The son of a manufacturer of brasslocks, Parkes was apprenticed to Messenger and Sons, brass founders of Birmingham, before going to work for George and Henry Elkington, who patented the electroplating process. Parkes was put in charge of the casting department, and his attention soon began to focus on electroplating. Parkes took out his first patent in 1841 on a process for electroplating delicate works of art. His improved method for electroplating fine and fragile objects, such as flowers, was granted a patent in 1843. The process involved electroplating an object previously dipped in a solution of phosphorus contained in bisulphide of carbon, and then in nitrate of silver.
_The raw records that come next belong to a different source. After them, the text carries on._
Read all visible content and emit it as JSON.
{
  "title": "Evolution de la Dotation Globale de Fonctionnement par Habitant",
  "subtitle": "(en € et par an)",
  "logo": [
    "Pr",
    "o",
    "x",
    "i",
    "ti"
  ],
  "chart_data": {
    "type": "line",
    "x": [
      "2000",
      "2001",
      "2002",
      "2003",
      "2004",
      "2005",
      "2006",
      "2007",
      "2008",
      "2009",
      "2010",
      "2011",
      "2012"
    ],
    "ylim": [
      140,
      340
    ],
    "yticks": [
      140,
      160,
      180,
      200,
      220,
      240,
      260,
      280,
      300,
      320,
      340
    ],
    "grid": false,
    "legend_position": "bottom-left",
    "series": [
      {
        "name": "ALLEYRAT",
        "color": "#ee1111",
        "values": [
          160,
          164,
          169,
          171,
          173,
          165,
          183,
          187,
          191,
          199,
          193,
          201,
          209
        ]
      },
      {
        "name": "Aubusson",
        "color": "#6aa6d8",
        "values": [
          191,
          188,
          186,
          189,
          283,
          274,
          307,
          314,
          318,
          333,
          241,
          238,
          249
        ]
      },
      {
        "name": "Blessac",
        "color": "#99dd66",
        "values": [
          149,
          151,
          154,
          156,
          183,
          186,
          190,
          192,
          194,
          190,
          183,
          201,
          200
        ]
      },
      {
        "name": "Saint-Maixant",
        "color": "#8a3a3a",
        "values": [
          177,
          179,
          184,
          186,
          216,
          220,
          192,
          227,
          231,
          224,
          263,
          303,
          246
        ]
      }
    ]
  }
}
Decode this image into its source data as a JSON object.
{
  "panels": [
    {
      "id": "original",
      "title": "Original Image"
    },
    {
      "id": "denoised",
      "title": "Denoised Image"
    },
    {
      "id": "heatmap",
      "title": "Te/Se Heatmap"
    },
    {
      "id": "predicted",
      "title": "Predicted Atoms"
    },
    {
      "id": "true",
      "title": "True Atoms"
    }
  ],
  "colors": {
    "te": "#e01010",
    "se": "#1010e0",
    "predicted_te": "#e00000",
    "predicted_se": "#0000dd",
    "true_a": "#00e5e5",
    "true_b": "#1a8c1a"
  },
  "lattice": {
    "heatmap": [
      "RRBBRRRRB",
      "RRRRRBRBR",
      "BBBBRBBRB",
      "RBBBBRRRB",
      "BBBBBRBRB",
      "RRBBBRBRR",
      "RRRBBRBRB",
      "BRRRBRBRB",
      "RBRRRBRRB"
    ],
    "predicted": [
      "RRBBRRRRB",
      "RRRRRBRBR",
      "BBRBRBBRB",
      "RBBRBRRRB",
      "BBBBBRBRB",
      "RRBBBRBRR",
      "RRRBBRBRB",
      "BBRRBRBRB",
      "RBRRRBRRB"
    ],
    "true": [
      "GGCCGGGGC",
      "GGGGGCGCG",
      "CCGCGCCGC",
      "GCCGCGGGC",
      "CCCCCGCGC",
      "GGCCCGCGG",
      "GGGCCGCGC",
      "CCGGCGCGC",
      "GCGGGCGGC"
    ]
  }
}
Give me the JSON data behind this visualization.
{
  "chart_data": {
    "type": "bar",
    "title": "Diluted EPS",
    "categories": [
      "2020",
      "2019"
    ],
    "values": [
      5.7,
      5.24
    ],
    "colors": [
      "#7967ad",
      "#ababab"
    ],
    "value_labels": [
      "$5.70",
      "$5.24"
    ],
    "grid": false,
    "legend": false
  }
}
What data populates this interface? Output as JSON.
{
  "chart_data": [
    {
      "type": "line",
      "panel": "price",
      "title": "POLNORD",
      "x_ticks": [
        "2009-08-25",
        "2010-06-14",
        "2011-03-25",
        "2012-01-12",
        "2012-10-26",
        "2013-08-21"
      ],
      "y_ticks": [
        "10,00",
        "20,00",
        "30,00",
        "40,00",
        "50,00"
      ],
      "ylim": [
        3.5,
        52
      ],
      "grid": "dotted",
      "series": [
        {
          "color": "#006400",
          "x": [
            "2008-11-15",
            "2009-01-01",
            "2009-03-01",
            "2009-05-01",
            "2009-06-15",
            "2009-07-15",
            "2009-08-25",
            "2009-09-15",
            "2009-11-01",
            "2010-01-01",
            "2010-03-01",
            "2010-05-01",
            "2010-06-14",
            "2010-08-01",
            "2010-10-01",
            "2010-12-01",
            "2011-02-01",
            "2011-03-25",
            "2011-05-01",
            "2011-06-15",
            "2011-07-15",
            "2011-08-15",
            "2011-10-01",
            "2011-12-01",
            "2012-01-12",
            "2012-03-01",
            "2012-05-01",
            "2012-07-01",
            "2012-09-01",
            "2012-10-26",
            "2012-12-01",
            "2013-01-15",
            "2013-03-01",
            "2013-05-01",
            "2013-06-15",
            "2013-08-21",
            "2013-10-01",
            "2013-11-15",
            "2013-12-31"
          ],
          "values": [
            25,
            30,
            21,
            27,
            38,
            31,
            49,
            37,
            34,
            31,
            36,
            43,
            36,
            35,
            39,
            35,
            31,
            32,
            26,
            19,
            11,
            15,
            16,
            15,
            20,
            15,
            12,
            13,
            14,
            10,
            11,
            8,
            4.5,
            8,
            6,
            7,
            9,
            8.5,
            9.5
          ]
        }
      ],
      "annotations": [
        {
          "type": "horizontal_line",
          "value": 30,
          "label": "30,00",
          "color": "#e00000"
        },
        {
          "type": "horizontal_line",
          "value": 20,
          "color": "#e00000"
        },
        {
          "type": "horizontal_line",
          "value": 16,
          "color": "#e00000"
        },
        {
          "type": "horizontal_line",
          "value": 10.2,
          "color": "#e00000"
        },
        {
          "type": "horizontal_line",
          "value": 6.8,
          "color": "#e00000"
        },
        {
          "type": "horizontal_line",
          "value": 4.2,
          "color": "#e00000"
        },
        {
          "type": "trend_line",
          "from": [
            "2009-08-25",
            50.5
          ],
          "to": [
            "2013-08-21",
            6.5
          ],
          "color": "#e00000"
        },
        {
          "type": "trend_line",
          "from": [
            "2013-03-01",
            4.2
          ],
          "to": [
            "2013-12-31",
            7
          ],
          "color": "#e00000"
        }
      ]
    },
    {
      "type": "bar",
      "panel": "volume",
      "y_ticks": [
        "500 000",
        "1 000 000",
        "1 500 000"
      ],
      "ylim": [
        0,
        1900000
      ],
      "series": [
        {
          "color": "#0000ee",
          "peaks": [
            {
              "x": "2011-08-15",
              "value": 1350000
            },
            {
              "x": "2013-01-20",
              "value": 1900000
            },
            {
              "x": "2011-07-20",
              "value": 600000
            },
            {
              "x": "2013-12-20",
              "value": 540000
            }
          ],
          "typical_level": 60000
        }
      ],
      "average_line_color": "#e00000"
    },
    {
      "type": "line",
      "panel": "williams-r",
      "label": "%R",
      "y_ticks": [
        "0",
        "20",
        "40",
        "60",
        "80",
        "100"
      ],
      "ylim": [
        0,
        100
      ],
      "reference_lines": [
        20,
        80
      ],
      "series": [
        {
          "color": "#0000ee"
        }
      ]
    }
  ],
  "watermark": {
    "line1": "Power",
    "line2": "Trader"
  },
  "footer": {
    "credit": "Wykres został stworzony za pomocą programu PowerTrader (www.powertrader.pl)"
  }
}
A spider's web, silver-plated according to this method, was presented to Prince Albert when he visited the Elkington works in 1844. In total Parkes held at least 66 patents on processes and products, mostly related to electroplating and to development of plastics.
In 1846. he patented the cold cure process for vulcanizing rubber, called by Thomas Hancock "one of the most valuable and extraordinary discoveries of the age".
He pioneered the addition of small quantities of phosphorus to metals and alloys, and developed phosphor-bronze.
In 1850, he developed and patented the Parkes process for economically desilvering lead, also patenting refinements to the process in 1851 and 1852.
In 1866, he set up The Parkesine Company at Hackney Wick, London, for bulk low-cost production. It was not commercially successful, however, for Parkesine was expensive to produce, prone to cracking and highly flammable. The businessclosed in 1868.
Parkes' material was developed later in improved form as Xylonite by his associate Daniel Spill, who brought a patent infringement lawsuit ultimately unsuccessful against John Wesley Hyatt, developer of celluloid in the US. In 1870, however, the judge ruled that Parkes was the true inventor, owing to his original experiments.
Personal and family details
Alexander Parkes was born at Suffolk Street, Birmingham, the fourth son of James Mears Parkes and his wife Kerenhappuch Childs. Samuel Harrison, described by Sir Josiah Mason as the inventor of the split-ring and widely credited with the invention of the steel pen, was his great-uncle. Parkes was twice married. By his first marriage, to Jane Henshall Moore, he had four sons and two daughters, and by his second marriage, to Mary Ann Roderick, four sons and seven daughters. The elder surviving son of his second marriage, Alexander Parkes junior, sometime President of the Association of Certified and Corporate Accountants, presented many original specimens of Parkesine to the Science Museum in 1937, the core of the museum’s Parkesine collection. Parkes’ younger brother Henry, a trained chemist, who was married to Fanny Roderick, a sister of Alexander’s second wife, assisted him in many of his experiments during a collaboration lasting more than fifty years. It is believed that the Parkes family descends from the Rev. Michael Parkes, Vicar of Penkridge, Staffordshire, and had close connections with the metal-working towns of Wednesbury and Wolverhampton in the 16th, 17th and 18th centuries.